Have Charters Run Their Course?

When I worked as a public school educator in Texas, charter school growth was substantial. Since 1995 when the Texas Legislature approved charter schools, growth occurred in both numbers of students and numbers of charters throughout The Lone Star State.

Until now.

The Texas Tribune reported last week that,

“Texas charter schools recently saw their smallest enrollment bump in state history, signaling that similar forces crushing traditional public districts may soon hit them as well.”

“Students have enrolled in charters at significant rates since they launched in the state three decades ago – even as traditional public school enrollment started to fall. But with birth rates going down, new schooling options popping up and fears regarding immigration enforcement spreading, experts say that growth may soon reverse.”

“This year, Texas public schools experienced their first non-pandemic enrollment decline in nearly 40 years. The drop of more than 76,000 students, mostly Hispanic children, occurred primarily in traditional neighborhood campuses.”

“But charters, public schools managed independently by nonprofits and private companies – continued growing their enrollment. The number of students in state-approved charters increased every year since 1995.”

But charter school enrollment in Texas has slowed.

“State data shows that year-to-year growth in charter enrollment over the past three decades ranged from 3.1% to a high of 217%. However, that growth dropped to 2.4% this year, according to nonprofit group Texas 2036.”
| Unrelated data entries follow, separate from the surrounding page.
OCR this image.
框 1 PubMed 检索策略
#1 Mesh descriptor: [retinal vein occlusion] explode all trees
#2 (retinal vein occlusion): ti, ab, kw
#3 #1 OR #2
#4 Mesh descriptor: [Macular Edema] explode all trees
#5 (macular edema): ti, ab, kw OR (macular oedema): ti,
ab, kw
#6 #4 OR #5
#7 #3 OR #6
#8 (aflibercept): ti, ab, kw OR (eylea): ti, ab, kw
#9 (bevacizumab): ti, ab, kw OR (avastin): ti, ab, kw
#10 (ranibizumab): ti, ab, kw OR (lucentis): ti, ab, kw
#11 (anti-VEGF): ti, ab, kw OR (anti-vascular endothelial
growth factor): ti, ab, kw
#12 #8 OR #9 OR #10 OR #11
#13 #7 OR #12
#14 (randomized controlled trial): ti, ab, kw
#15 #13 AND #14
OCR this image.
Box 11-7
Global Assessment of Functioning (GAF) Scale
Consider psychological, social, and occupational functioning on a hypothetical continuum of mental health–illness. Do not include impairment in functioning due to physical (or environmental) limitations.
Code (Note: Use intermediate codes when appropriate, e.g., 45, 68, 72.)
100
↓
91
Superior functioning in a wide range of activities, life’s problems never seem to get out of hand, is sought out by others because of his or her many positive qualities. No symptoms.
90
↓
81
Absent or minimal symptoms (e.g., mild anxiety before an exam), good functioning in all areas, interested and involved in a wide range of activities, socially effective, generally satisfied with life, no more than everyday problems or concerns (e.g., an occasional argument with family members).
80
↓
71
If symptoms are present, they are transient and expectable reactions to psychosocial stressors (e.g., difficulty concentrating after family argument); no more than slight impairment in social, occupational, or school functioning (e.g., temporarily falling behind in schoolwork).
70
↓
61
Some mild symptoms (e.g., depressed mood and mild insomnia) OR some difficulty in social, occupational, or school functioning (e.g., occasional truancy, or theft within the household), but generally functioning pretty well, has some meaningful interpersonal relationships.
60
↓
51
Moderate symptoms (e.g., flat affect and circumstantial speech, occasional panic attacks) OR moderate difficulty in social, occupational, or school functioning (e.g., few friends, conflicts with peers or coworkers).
High-performing charters had the opportunity to become the saviors of our traditional K-12 learning system back in the early part of the 21st century. But charters like KIPP, IDEA, and YES College Prep, all started in Texas, and others like BASIS (Arizona) and Success Academy (New York City) didn’t have enough courage to expand their enrollment numbers beyond even a district the size of Philadelphia. So most of those charters, if not all of them, became known as “boutique” learning organizations – centers of excellence when it came to academic performance and school culture, but unable to grow to a size that really mattered.

Whereas charters were seen as the “great hope” to save our public school system 20 years ago, today different types of learning organizations like homeschools, learning pods, and microschools probably need to carry the torch moving forward.

Charter schools have had a good ride over the past 30 years, but their impact moving forward is probably minimal.